Mit der politischen Wende entbrannte plötzlich eine heftige Kritik an den sozialistischen Wohnungsprojekten und so sollte auch Leipzig-Grünau, trotz der Lebensqualität des Wohngebietes und der Anerkennung, die es dafür von seinen Einwohnern in über 25 Jahren erhalten hatte, bald als städtebaulich ungenügend bewertet werden. Die Maßnahmen zur Aufwertung und Regenerierung des Wohngebietes zeitigten jedoch nur fragwürdige Erfolge. Eingriffe wie zum Beispiel der Bau der überdimensionierten Einkaufsmeile Alleecenter mitten im Zentrum der Siedlung brachten binnen kurzem die Ausgewogenheit und Balance der städtebaulichen Organisation des Wohngebietes gefährlich aus dem Gleichgewicht. Der „Konsumtempel“ nahm den umstehenden Häusern Licht und Raum und zwang die Bewohner zum Verlassen ihrer Gebäude, deren Abriß man schließlich beschloß, wodurch in gewisser Weise das Schrumpfungsphänomen vorbereitet wurde. Ein in dieser Form bereits angegriffenes Wohngebiet konnte, als das Problem der Bevölkerungsabwanderung nach Westdeutschland und die Stadtflucht in vorstädtische Gegenden offenbar wurde, nicht mehr als Ganzheit funktionieren und somit auch diesen Bevölkerungsrückgang nicht mehr verkraften. Erschwerend kam hinzu, daß das Plattenbaugebiet in den Fokus der städtischen Rückbaudebatte geriet, obwohl dies in Hinblick auf weit höhere Leerstandsquoten in anderen Stadtteilen Leipzigs nicht unbedingt gerechtfertigt war.

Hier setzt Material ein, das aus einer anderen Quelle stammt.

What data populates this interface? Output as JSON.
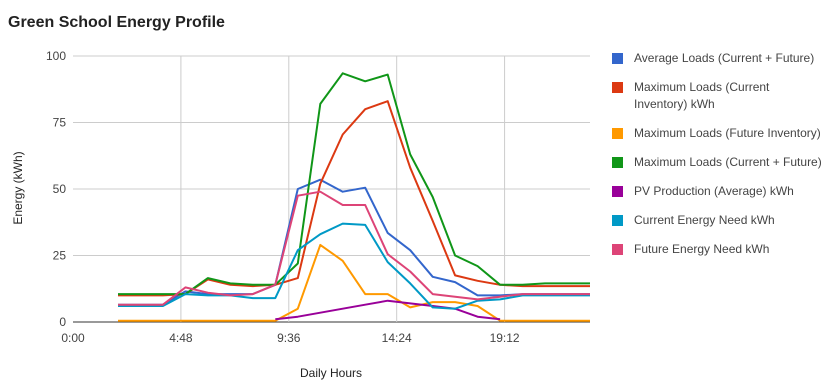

Zum Zeitpunkt des Wettbewerbs war der Rückbau von Leipzig-Grünau, einem Wohngebiet, das Planer und Architekten mit Enthusiasmus und bestem Wissen zu gestalten versucht hatten, in vollem Gang. Ein ungehemmter Abrißprozeß hatte eingesetzt, der vorrangig Hochhäuser, die in der städtebaulichen Planung bewußt als Orientierungspunkte und zur Charakterisierung des Wohngebietes gesetzt worden waren, zerstörte. So wurden nicht nur städtebauliche Charakteristika verändert, Verkehrswege und Verbindungen innerhalb des Wohngebiets unterbrochen und zusammengehörige Gebäudeensemble zerstört, sondern vor allem auch die Bewohner Grünaus verunsichert und ihre Wertschätzung des Gebiets geschmälert.

Sollten die Wettbewerbsbeiträge städtebauliche Verschönerungsmaßnahmen für die Nachnutzung leerer Flächen entwickeln? Sollten neue Ideen gefunden werden, um sowohl die städtebaulichen Fehlplanungen in der DDR als auch die Ignoranz gegenüber der Städtebaugeschichte der DDR zu maskieren? Sollte dem zerpflückten Stadtteil eine neue „Identität“ mit neuen Nutzern gegeben werden? Oder sollten aus zusammenhanglosen Straßenzügen neue Gebäudeformen gebildet werden?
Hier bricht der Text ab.